Ceny mieszkań w Warszawie
Opierając się na tych zdroworozsądkowych założeniach serwis wyliczył, na jak duże mieszkania byłoby stać Polaków. Okazało się, że Warszawa, mimo najwyższych zarobków w kraju, wypadła w tym zestawieniu najsłabiej.
Ze średnią pensją w stolicy wynoszącą ok. 6 tys. zł brutto i przy obecnych cenach stołecznych nieruchomości, przeciętnego Warszawiaka z roztropnym kredytem hipotecznym byłoby stać na zakup zaledwie kawalerki o powierzchni 31-34 metrów kwadratowych.

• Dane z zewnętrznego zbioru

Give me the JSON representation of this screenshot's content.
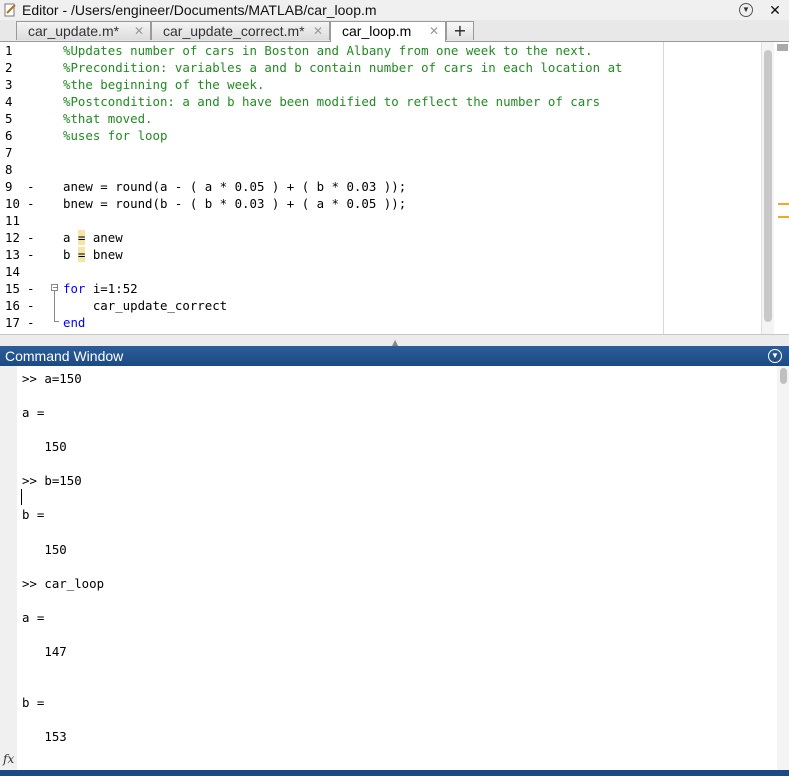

Najtańsze mieszkania w Polsce
Ceny mieszkań w Warszawie w porównaniu do zarobków porażają - w innych polskich miastach można kupić sobie mieszkanie o takim samym metrażu za połowę mniej.
I tak przy dochodzie domowym w wysokości 5 tys. zł netto, rodzinę ze stolicy byłoby stać na 36 metrów kwadratowych, ale już rodzina z Zielonej Góry mogłaby pozwolić sobie na mieszkanie o powierzchni 81 metrów kwadratowych, w Kielcach na 75 metrów kwadratowych, a w Łodzi na 73 metry kwadratowe.
Znacznie lepiej od Warszawiaków wypadli również mieszkańcy województwa śląskiego, gdzie średnio zarabia się 4834 zł brutto. Przy cenach mieszkań w Katowicach ich mieszkańców stać na lokum o powierzchni 49-55 metrów kwadratowych.
W ciągu ostatniego roku ceny mieszkań w największych miastach Polski wzrosły o mniej więcej 10 proc. W Warszawie średnia cena metra kw. przekroczyła 8 tys. złotych. To sprawia, że Polacy coraz rzadziej decydują się na zakup własnych czterech ścian.